Hepsi birbirinden nefes kesici 89 look’u taşıyan modeller, Villa Bardini’nin dik, taş merdivenlerinden inerken sadece Rönesans değil, yüzyıllara yayılan ‘Klasik İtalyan Güzelliği’ de Dolce Gabbana’nın tasarımlarında vücut bulmuş oldu. Alta Moda defilesinin dokunduğu bir diğer tarihi katman ise Floransalı botteghe’ler, yani küçük atölyelerin, zor dönemlerde ellerinde bulunan doğal materyalleri kombinleyerek ve yaratıcılıklarının sınırlarını aşarak yarattığı giysiler. 16. yüzyıldan gelen bu beceri, Dolce Gabbana’nın şovunda yeniden hayat bularak farklı kumaşların birlikte kullanıldığı, göze son derece hitap eden bir koleksiyona dönüşmüş.

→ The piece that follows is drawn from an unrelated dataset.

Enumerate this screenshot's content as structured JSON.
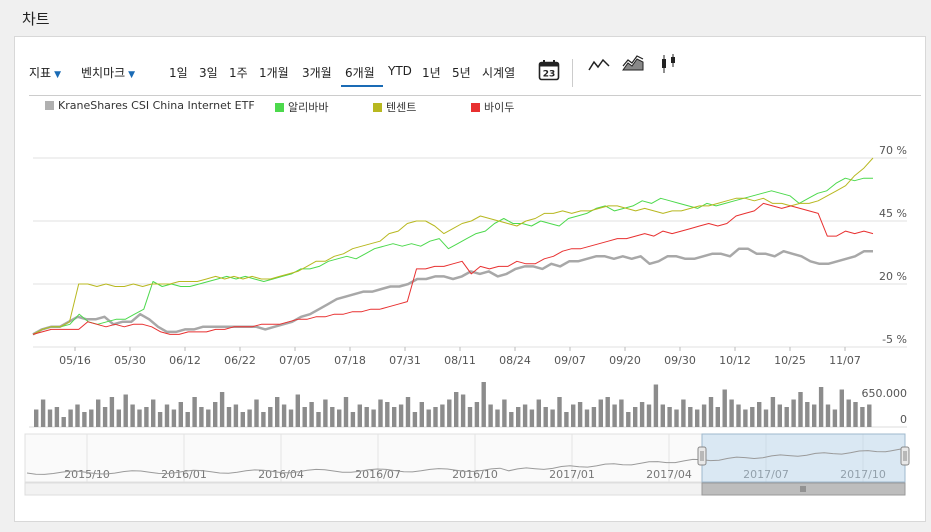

Yüzyıllara uzanan bir stil yelpazesinden ilham alarak, bir renk, desen ve doku karnavalına dönüşen defile sadece görkemli bir moda şovu olmakla kalmayarak hem sıkıntılı bir dönemden kaçışın, hem teatral bir gösterinin, hem de yerel zanaatkarların yeteneklerini kutlayan bir saygı duruşunun temsili gibiydi.